Ausgetrockneter Grund eines Flusses mit Gebäuden im Hintergrund
Ausgetrocknetes Rheinbett in Düsseldorf. Extreme Hitze und Dürre, aber auch Fluten häufen sich in Deutschland. (Joe Shoe, Flickr, CC BY-ND 2.0)

Das 1,5 Grad Ziel wird nicht mehr zu erreichen sein. Nun geht es darum, jedes zusätzliche Grad an globaler Erwärmung durch entschiedene politische Maßnahmen zu verhindern. Eine Entschiedenheit, die in Deutschland aktuell fehlt.

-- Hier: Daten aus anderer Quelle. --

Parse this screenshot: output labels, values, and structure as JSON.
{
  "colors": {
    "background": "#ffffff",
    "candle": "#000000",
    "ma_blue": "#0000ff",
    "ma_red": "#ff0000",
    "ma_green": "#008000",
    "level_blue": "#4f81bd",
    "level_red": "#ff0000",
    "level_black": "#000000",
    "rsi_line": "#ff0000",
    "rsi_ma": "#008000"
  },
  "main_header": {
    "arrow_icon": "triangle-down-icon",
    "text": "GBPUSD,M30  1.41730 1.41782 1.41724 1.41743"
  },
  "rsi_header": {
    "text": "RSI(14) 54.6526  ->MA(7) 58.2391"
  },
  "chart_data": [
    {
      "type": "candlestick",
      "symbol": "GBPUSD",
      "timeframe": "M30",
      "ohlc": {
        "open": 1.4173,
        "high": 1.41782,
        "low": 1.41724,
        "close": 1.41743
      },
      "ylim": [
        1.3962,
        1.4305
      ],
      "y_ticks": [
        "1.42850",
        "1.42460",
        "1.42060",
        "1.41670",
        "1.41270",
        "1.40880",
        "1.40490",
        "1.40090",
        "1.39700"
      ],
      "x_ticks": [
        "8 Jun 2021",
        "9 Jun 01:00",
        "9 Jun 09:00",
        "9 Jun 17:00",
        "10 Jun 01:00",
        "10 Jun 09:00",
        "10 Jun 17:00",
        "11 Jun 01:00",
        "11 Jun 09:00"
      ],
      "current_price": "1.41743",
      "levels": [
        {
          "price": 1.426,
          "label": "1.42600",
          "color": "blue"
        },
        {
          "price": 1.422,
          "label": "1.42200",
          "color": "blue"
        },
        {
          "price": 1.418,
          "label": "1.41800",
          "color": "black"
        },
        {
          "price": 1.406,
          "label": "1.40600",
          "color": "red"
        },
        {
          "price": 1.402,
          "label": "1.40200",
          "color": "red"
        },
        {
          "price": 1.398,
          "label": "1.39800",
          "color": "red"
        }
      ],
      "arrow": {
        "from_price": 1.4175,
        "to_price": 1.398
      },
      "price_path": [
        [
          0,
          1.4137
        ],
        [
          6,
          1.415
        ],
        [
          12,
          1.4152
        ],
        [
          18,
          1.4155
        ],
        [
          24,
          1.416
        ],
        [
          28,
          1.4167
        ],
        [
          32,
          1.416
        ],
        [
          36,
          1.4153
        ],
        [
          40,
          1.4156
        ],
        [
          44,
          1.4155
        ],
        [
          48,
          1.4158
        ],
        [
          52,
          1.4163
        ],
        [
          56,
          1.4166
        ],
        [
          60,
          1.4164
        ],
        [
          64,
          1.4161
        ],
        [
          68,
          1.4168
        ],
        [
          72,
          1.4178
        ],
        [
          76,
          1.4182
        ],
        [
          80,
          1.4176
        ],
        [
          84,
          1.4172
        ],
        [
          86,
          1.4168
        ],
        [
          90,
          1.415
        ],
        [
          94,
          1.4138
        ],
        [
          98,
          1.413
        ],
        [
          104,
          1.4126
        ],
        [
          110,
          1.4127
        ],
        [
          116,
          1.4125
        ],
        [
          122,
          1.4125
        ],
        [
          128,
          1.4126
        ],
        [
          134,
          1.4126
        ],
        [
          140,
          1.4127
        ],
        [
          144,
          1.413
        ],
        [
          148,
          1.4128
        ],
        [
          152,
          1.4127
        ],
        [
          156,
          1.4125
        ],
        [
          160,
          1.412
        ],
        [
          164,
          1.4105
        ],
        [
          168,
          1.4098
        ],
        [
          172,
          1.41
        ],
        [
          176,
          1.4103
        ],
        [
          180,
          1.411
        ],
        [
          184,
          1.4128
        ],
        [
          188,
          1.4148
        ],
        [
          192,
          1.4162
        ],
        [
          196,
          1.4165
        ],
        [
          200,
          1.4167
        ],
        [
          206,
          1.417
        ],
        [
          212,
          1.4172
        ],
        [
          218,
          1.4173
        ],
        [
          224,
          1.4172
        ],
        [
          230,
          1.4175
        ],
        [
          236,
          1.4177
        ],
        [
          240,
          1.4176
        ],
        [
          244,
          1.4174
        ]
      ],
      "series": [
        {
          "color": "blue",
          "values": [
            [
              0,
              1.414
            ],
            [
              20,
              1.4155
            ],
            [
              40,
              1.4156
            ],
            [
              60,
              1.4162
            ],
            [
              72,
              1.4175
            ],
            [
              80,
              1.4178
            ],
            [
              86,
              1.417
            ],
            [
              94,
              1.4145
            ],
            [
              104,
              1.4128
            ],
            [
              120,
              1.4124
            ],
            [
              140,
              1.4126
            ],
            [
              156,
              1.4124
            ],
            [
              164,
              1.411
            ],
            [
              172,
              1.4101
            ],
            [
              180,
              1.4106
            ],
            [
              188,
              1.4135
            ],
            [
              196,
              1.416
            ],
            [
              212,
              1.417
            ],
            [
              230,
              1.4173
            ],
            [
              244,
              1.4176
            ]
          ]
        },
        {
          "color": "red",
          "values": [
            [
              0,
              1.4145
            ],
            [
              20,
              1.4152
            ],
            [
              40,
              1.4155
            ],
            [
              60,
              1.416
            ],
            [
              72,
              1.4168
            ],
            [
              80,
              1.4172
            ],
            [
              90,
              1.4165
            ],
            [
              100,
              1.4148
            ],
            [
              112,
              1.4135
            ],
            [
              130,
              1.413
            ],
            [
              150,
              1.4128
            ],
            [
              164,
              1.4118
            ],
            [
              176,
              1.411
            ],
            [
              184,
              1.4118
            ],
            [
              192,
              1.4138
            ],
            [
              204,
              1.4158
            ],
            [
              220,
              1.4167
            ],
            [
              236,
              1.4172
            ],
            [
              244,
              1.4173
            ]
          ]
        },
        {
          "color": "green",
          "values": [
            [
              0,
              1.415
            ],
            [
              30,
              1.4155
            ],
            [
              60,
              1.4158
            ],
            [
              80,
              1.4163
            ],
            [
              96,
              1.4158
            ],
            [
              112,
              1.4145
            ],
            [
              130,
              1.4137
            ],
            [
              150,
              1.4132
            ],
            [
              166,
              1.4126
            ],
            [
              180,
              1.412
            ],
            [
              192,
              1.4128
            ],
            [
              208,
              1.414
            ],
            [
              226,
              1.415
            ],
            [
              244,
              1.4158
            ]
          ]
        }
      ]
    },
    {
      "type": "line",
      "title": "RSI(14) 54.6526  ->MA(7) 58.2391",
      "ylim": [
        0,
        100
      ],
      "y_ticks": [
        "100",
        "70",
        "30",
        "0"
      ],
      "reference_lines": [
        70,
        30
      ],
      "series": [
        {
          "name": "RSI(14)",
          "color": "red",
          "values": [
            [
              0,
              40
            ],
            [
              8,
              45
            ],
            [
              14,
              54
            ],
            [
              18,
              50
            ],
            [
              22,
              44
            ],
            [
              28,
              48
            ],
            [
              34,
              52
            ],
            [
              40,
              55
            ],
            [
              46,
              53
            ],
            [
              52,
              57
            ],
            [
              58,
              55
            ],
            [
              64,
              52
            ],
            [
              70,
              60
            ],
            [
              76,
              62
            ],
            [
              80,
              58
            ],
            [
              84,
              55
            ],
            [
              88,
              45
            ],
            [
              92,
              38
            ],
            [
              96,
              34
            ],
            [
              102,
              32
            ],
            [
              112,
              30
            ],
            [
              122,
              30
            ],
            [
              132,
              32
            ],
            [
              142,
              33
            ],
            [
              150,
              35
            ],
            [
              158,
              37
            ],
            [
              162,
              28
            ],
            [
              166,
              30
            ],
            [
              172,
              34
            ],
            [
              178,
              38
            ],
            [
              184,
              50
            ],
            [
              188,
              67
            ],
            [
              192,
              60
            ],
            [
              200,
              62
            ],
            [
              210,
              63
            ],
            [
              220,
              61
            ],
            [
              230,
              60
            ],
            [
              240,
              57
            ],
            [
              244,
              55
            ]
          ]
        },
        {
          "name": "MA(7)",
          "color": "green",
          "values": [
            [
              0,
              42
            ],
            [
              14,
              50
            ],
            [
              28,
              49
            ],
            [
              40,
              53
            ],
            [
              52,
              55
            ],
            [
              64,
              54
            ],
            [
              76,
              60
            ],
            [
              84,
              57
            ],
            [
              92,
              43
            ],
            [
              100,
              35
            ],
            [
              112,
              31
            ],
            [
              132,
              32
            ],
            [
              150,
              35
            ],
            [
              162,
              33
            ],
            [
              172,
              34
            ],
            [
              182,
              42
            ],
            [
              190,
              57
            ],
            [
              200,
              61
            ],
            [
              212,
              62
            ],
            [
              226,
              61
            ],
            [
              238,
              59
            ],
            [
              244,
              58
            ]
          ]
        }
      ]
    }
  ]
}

21.03.2023 – Fast zwei Tage länger als geplant diskutierten die wissenschaftlichen Autor:innen des  Sachstandsberichts des IPCC, des sogenannten Weltklimarates, mit der Politik über die Formulierungen im gestern erschienen Abschlussbericht des sechsten Berichtszyklus. Der beinhaltete zuvor drei Sonderberichte (unter anderem zu Ozeane und Eismassen) und drei Arbeitsgruppenbeiträge (wie etwa den Verwundbarkeiten und Anpassungen an den Klimawandel), die nun im Abschlussbericht zusammengefasst wurden. Trotzdem dauerte die Abstimmung mit der Politik auf der Abschlusssitzung im schweizerischen Interlaken länger.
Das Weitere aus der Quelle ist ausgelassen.